There's been some surprise expressed on the interwebs today that Amazon Web Services has begun encouraging customers to use FedEx to ship it large amounts of data and thus "bypass the Internet." But this is nothing new. Many years ago, storage guru Jim Gray named this technique "Terascale Sneakernet", reporting a highly respectable transfer rate for a terabyte of data including the time taken to read and write it at each end of "seven megabytes per second ... UPS takes 24 hours, and 9 hours at each end to do the copy."

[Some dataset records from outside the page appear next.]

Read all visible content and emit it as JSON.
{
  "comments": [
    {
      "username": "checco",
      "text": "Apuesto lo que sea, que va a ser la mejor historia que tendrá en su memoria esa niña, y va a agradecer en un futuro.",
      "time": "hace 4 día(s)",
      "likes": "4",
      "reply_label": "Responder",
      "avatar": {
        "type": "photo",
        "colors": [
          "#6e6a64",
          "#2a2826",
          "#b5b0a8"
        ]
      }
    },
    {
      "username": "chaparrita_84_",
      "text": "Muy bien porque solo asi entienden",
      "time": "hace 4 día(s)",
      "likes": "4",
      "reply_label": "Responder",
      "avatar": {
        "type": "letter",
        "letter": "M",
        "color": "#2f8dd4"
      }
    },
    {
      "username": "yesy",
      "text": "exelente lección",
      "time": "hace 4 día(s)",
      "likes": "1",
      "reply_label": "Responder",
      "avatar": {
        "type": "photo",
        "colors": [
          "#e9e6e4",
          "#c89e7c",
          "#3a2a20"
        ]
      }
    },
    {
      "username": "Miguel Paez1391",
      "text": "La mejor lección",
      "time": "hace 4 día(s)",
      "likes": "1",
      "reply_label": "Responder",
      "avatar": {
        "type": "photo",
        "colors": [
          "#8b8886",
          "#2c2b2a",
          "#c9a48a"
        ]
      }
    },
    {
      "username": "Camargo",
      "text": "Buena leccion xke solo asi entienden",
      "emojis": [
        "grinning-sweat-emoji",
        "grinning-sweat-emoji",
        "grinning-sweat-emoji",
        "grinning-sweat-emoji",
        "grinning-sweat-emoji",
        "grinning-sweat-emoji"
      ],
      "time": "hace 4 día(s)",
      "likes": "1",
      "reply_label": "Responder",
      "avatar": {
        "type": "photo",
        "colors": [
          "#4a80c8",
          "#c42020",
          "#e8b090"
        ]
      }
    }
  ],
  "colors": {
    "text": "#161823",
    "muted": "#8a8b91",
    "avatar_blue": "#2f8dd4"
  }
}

I was reminded of the Jim Gray story last year by the tale of a South African IT company that made headlines when it realized it could send data between its offices faster by attaching a USB stick to a carrier pigeon than over a broadband connection. There's been a similar horrified reaction to the Amazon news from commentators who feel that the Internet somehow just ought to be faster at transferring data than something as old-fashioned and non-virtual as a national courier network.
But that can never be a foregone conclusion so long as commodity storage keeps getting bigger and cheaper. Remember too that courier services maintain highly efficient distribution networks, so long as volcanic ash doesn't keep their planes on the ground of course though don't discount road freight as a fast-enough transfer medium if the data archive is big enough. If anything, the volumes of data being stored and analyzed by enterprises these days is going to accelerate the need for large-scale physical data transfers (doubtless that's why Amazon has opened up its service to general availability).
Far from fading away into history, I reckon terascale sneakernet is here to stay. The only thing that's going to make it obsolete is when the courier-powered sneakernet goes petascale.